– У меня в жизни было столько разных фамилий, что я даже не знаю, какая из них настоящая.

– Как таинственно, – откликнулась Эмма. – И что это за имена?

Я замялся:

– Согласны с одним из них – Кавандер?

Я раз-другой воспользовался этим именем, которое запомнилось мне со времени моего бегства с фермы Квигга.

– Вы хотите сказать, – серьезно спросила Эмма, – что это не имя вашего отца? – Заметив, что я невольно нахмурился, и, как я уловил, неверно истолковав причину этого, она поспешила переспросить: – То есть при крещении вам дали другое имя?

Я кивнул.

– Вы мне не доверяете?

– Умоляю вас, не думайте так, – вскричал я в отчаянии. – Вы были так добры ко мне – ко мне, кто не вправе притязать на такое великодушие.
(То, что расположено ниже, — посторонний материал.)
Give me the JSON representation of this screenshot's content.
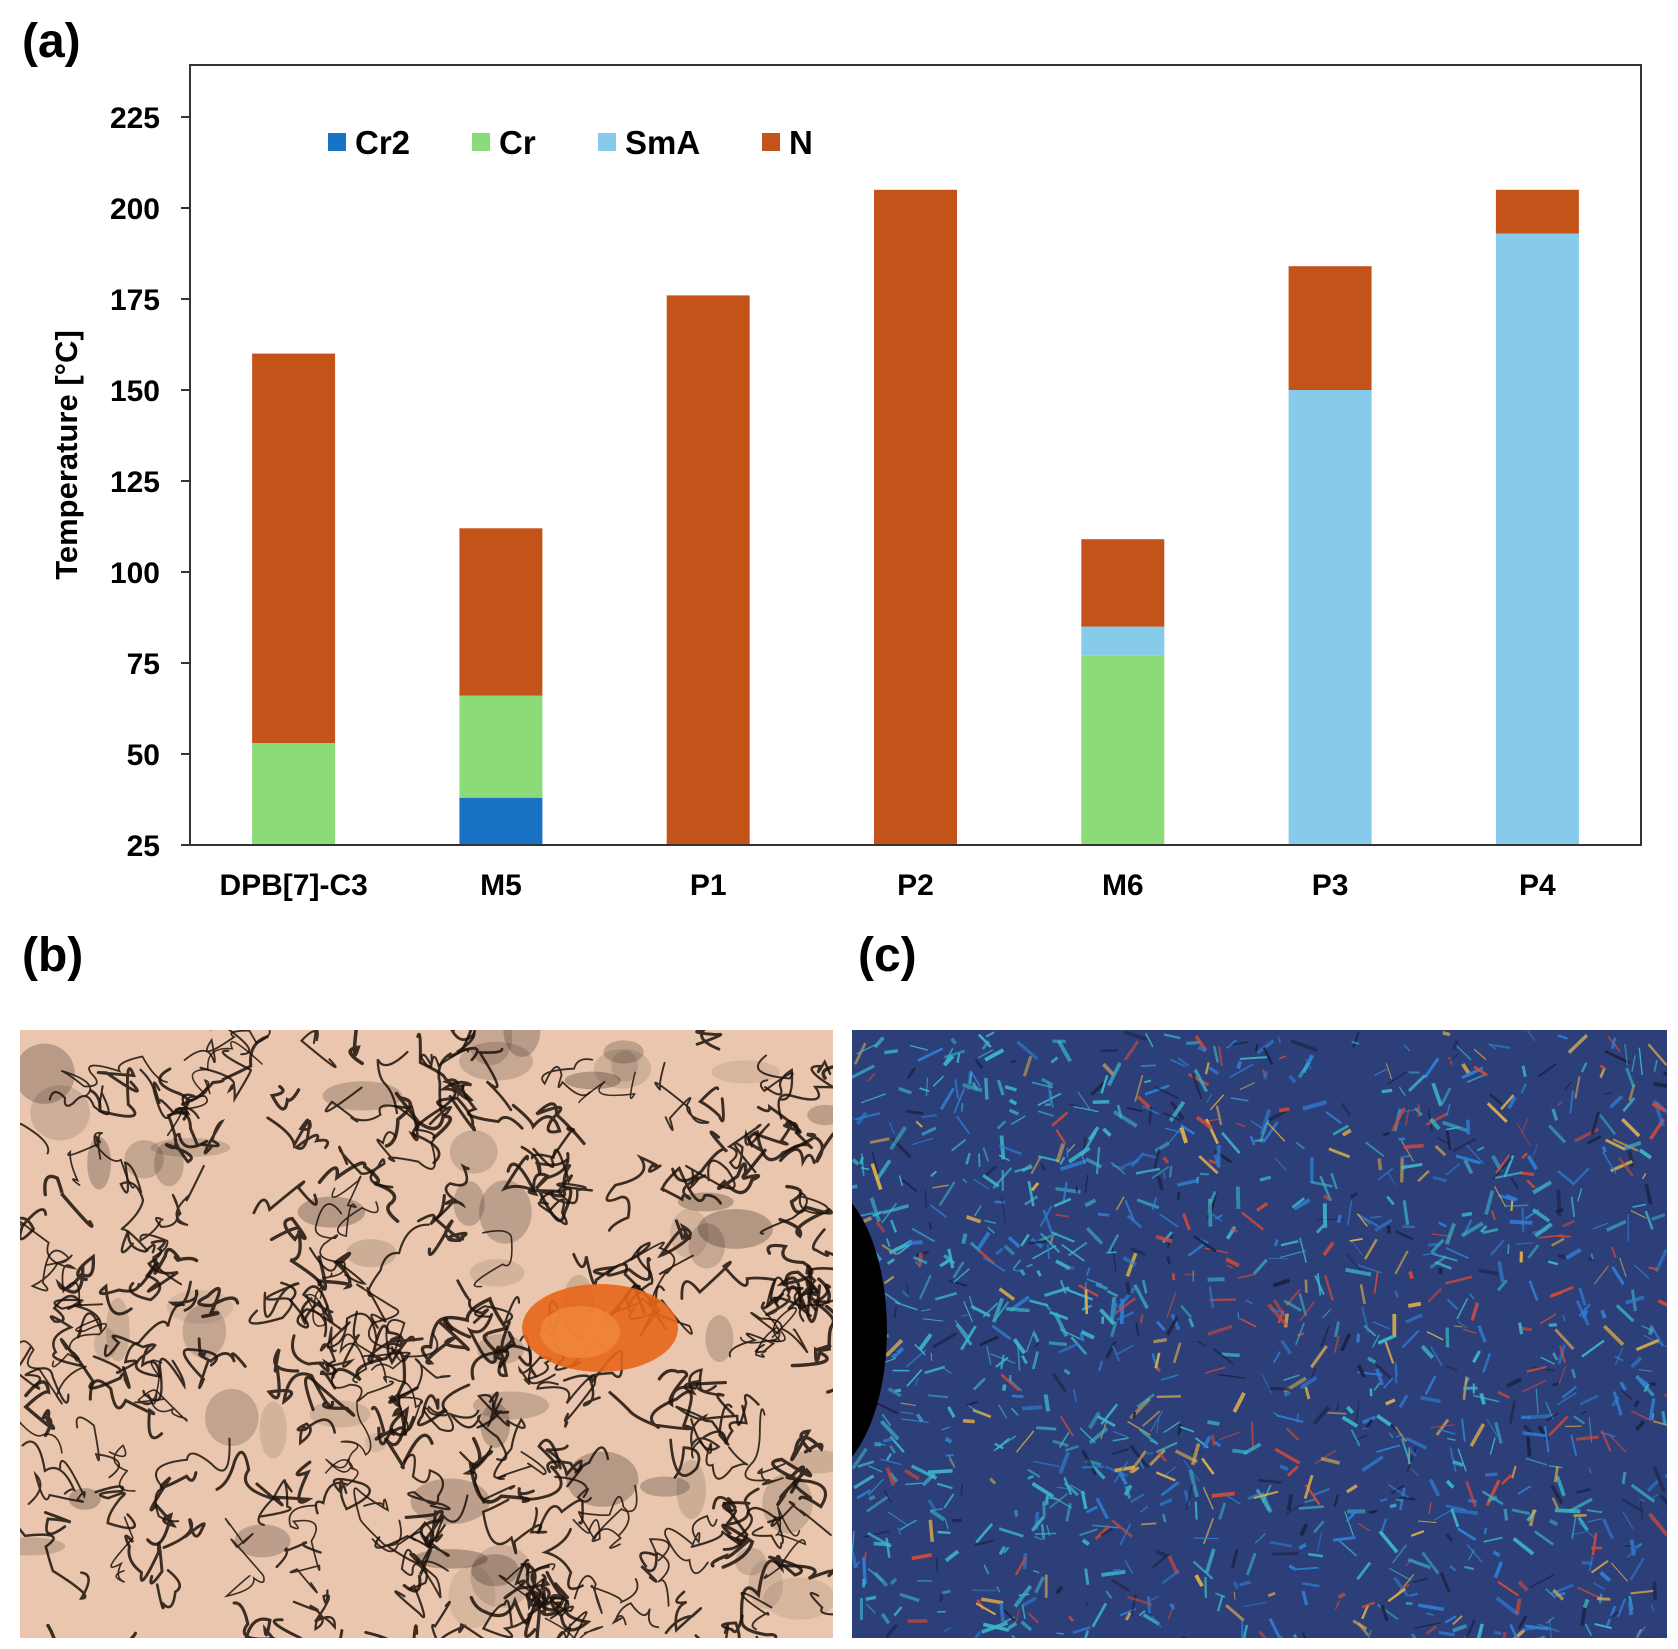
{
  "panels": {
    "a": "(a)",
    "b": "(b)",
    "c": "(c)"
  },
  "chart_data": {
    "type": "bar",
    "stacked": true,
    "title": "",
    "xlabel": "",
    "ylabel": "Temperature [°C]",
    "ylim": [
      25,
      240
    ],
    "yticks": [
      25,
      50,
      75,
      100,
      125,
      150,
      175,
      200,
      225
    ],
    "grid": false,
    "legend_position": "top-left",
    "categories": [
      "DPB[7]-C3",
      "M5",
      "P1",
      "P2",
      "M6",
      "P3",
      "P4"
    ],
    "series": [
      {
        "name": "Cr2",
        "color": "#1a72c4",
        "segments": [
          null,
          [
            25,
            38
          ],
          null,
          null,
          null,
          null,
          null
        ]
      },
      {
        "name": "Cr",
        "color": "#8bdb78",
        "segments": [
          [
            25,
            53
          ],
          [
            38,
            66
          ],
          null,
          null,
          [
            25,
            77
          ],
          null,
          null
        ]
      },
      {
        "name": "SmA",
        "color": "#86ccea",
        "segments": [
          null,
          null,
          null,
          null,
          [
            77,
            85
          ],
          [
            25,
            150
          ],
          [
            25,
            193
          ]
        ]
      },
      {
        "name": "N",
        "color": "#c4531a",
        "segments": [
          [
            53,
            160
          ],
          [
            66,
            112
          ],
          [
            25,
            176
          ],
          [
            25,
            205
          ],
          [
            85,
            109
          ],
          [
            150,
            184
          ],
          [
            193,
            205
          ]
        ]
      }
    ]
  },
  "micrographs": {
    "b": {
      "name": "schlieren-texture",
      "base": "#e9c6ad",
      "dark": "#1c120c",
      "highlight": "#e8651a"
    },
    "c": {
      "name": "focal-conic-texture",
      "base": "#2c3f78",
      "cyan": "#3cb6c8",
      "blue": "#2f7fd6",
      "red": "#d24a38"
    }
  }
}
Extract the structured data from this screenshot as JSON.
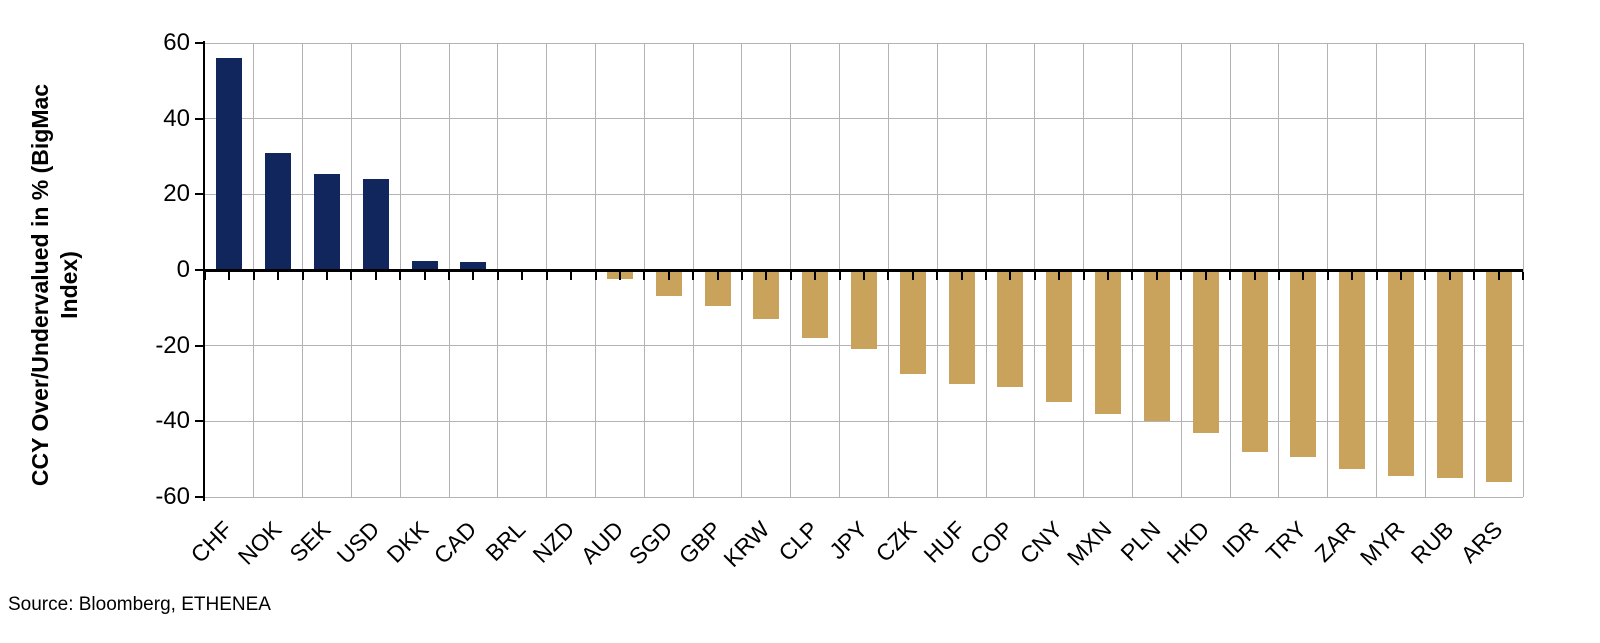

Просто если я назвал бы вам свое настоящее имя, мне пришлось бы пуститься в пространные объяснения.

– Так почему бы нет? Вы боитесь, что мне наскучите? Вот уж глупости. – Эмма улыбнулась. – Я охотно выслушаю вашу историю, какой бы длинной она ни оказалась.

– Вы очень добры. – К глазам моим подступили слезы. – Но дело не только в этом.

– А, понимаю, – сочувственно произнесла Эмма. – Какая же я бестолочь и эгоистка! Вам будет тяжело рассказывать. – Она мягко добавила: – Вас предали те, кому вы доверяли, не так ли?

– Да. Отчего вы так сказали?

– Мне кажется, я вам по душе, однако вижу, что вы не уверены, можно ли мне доверять.

– Да, вы мне по душе! – воскликнул я. – И я вам доверяю. Я доверил бы вам свою жизнь. Вы и ваши родители приняли меня в дом и заботились обо мне, хотя я вам никто.

Эмма с улыбкой пожала мне руку:

– Я рада, что пришлась вам по душе. Но позвольте мне вас переубедить, раз уж вы так недоверчивы. На днях вы меня спросили, есть ли причина, по которой мои родители взяли вас в дом. Я вам сейчас отвечу. – Эмма помолчала, и на лицо ее набежала тень. – После моего рождения и до рождения Николаса у моих родителей был еще один ребенок. Мальчик. Они назвали его Дейвид. У него было слабое здоровье и… – Голос Эммы пресекся. – Теперь он был бы примерно того же возраста; я знаю, что они часто о нем вспоминают. Думаю, ради него они поступили так тем вечером.

На прекрасных глазах Эммы заблестели слезы, однако она, пересилив себя, улыбнулась:

– Что, разве это не доказательство себялюбия? Достаточное, чтобы удовлетворить ваш скепсис и мизантропию?

Я порывисто накрыл ее руку своей и проговорил:

– Я плохо отплатил вам за вашу щедрость и великодушие. Я открою вам свое настоящее имя, хотя оно мне ненавистно и мне мучительно его произносить. Это имя – Клоудир.

Мне показалось, будто Эмма вздрогнула.

– Вам оно знакомо?

– Да, я как будто его слышала. Но не более того.

– Пожалуйста, не называйте его никому, кроме ваших родителей. Я объясню, почему прошу об этом, когда окрепну.

– Обещаю. Но не скажете ли мне, если только это не причинит вам боли, где ваши друзья? Родители, прежде всего?

– Отец… не знаю. А моя мать умерла.

– Ох, Джонни! Я очень сочувствую. Это случилось не так давно?

– Да, совсем недавно.

– То есть сколько-то недель назад?

– Почти что так. В ноябре, двенадцатого.

– Это очень печально. Боюсь, я вас расстроила. Но скажите, если можно, где это произошло?

– Здесь. В Лондоне.

– Я хотела спросить, в каком приходе? Где ваша мать похоронена?

Вопрос был задан самым участливым тоном, но мысленно с необычайной четкостью мне представились темная комнатка в душном дворе и промозглое зловонное кладбище.

Вместо ответа я заплакал.

– Ничего-ничего. – Эмма погладила мне руку. – Я спросила по глупости. У нас будет много времени для разговоров, когда вы окрепнете.

Я сжал ее руку в своей. Слезы меня утомили – и, не выпуская ее руки, я уснул.